Its rotting mythos, touched with the silver of fish bellies turned to the sun

As with the twinkle of a smile.

The archer is a ranconteur, a poor man’s Jesuit,

A snake-oil Chiron, a gothic clown,

A colporteur of personal journals,

An avid read thereof, casting about in the sky

With a righteous pleading treble,

Enraptured with her alexandrian faith in a divine imprimatur. And what of Jupiter?

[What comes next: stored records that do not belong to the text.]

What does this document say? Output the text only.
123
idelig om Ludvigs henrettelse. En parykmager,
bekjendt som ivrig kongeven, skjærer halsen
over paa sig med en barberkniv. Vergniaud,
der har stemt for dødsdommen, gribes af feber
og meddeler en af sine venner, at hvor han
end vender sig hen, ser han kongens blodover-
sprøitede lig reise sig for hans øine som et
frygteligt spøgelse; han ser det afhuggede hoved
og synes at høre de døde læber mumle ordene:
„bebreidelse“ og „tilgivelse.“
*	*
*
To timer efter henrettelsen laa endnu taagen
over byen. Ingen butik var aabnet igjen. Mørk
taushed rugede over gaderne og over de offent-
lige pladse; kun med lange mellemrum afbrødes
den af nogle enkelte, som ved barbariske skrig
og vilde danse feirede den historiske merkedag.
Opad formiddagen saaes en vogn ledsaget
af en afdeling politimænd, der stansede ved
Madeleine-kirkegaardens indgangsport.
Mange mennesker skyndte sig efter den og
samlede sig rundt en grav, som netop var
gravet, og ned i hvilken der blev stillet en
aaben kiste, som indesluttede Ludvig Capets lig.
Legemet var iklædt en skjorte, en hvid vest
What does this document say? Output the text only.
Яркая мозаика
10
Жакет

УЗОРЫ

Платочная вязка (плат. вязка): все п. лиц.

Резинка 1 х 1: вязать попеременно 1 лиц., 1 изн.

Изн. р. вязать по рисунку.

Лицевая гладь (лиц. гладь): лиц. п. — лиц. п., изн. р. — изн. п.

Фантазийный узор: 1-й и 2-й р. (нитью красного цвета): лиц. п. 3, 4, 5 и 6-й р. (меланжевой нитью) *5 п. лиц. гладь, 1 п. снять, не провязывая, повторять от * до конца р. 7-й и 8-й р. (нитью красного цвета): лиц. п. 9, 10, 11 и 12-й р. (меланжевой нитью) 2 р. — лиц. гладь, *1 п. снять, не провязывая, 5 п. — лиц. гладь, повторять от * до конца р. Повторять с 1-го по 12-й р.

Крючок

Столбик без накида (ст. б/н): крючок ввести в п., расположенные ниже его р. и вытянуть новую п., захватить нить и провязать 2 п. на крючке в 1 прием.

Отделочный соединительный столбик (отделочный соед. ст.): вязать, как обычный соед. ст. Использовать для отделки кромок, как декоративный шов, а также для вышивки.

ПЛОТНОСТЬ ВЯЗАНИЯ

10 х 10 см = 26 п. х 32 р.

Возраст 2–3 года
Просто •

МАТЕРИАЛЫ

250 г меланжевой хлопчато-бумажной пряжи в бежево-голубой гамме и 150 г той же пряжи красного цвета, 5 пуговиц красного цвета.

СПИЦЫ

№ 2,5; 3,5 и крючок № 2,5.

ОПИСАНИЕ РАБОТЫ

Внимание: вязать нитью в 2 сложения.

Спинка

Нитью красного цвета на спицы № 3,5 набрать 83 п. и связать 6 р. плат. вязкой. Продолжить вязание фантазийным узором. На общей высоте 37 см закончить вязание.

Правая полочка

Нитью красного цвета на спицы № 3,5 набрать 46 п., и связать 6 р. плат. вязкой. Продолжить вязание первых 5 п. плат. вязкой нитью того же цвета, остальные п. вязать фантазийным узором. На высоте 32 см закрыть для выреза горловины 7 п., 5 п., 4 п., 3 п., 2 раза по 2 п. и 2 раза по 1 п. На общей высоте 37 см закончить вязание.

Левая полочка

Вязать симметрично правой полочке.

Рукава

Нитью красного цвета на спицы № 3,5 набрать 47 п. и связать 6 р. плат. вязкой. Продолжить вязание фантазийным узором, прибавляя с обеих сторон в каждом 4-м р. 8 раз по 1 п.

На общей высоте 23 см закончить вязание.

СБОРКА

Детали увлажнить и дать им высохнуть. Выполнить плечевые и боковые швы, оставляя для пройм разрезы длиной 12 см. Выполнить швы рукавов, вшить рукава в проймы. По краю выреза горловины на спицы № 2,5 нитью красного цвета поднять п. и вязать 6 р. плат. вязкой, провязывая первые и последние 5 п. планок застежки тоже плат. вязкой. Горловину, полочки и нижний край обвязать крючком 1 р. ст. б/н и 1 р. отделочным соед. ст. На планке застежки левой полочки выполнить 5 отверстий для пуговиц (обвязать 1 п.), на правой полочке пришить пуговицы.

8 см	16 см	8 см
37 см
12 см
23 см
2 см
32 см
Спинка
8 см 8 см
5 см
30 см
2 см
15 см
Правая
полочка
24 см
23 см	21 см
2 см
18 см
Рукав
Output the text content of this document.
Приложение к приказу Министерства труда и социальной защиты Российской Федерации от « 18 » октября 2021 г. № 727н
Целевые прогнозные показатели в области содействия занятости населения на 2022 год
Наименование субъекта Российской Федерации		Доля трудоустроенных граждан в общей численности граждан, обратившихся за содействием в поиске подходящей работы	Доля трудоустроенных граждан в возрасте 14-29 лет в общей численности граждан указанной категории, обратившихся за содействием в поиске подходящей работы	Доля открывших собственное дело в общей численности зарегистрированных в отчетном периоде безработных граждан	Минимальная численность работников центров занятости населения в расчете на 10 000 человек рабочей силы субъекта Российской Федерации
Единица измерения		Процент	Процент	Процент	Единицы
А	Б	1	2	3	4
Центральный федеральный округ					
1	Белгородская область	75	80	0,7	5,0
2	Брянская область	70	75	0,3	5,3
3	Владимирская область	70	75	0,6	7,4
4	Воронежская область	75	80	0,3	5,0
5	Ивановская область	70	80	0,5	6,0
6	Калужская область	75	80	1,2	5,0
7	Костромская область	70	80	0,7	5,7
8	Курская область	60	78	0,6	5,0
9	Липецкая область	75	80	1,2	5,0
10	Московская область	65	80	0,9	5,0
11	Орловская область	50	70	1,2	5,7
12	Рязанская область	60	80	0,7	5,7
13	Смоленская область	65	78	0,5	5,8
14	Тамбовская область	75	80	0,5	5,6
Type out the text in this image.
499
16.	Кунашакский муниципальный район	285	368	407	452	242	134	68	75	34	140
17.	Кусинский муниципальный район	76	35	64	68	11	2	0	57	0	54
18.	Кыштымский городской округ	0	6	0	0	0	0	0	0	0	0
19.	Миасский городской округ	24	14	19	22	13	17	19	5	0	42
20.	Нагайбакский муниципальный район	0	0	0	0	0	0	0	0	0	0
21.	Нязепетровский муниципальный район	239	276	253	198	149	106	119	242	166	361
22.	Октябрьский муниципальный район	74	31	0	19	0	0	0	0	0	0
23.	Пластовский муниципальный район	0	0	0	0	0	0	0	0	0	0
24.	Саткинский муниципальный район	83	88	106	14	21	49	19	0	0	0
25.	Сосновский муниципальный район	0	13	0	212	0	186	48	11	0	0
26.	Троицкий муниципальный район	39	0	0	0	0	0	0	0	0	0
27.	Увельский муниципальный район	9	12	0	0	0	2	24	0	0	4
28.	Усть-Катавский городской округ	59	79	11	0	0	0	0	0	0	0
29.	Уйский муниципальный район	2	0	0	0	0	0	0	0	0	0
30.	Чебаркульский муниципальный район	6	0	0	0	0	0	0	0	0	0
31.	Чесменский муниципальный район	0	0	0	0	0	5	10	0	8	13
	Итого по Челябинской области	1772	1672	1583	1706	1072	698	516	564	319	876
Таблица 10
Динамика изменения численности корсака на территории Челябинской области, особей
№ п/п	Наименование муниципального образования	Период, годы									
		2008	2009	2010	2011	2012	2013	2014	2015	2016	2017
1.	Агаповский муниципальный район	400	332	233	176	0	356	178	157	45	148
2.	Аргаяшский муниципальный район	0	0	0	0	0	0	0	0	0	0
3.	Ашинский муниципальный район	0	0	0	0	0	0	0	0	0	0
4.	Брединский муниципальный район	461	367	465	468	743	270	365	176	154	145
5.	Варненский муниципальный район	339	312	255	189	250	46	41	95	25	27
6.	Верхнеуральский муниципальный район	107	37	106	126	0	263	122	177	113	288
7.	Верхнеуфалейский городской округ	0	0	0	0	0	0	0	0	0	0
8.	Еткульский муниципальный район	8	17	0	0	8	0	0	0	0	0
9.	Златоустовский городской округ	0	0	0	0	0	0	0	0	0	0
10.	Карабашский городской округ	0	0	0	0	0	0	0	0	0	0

He bears a strong resemblance to her skull —

A mass of air and the occasional electric storm —

A signal flare fired by her single neuron, lost in the dust of afterthoughts,

A tangle of antiques and antics.

A gourmand that feeds on scraps! But so it goes:

The maimed father gives her nothing,

And her mother — a hephaestian limp, casting her out

For her aversion to teutonic rigor,

For the crooked smile,

For promiscuity — that love of glitter, cheaply-made desiderata, their vatic peace with being cast aside,

With being catalogued, but not remembered,

Felt up and down, but never seen.

She plays cruel pranks, but chiefly on her person,

That merry murder of a self hard-boiled, wrought carefully, refined

With whips and arrows and the words of centuries,

Only to walk into the wind stripped bare, exposed and pink,

And laughing at new wounds, her bloodied feet,

Red kiss-stains for the road, for history.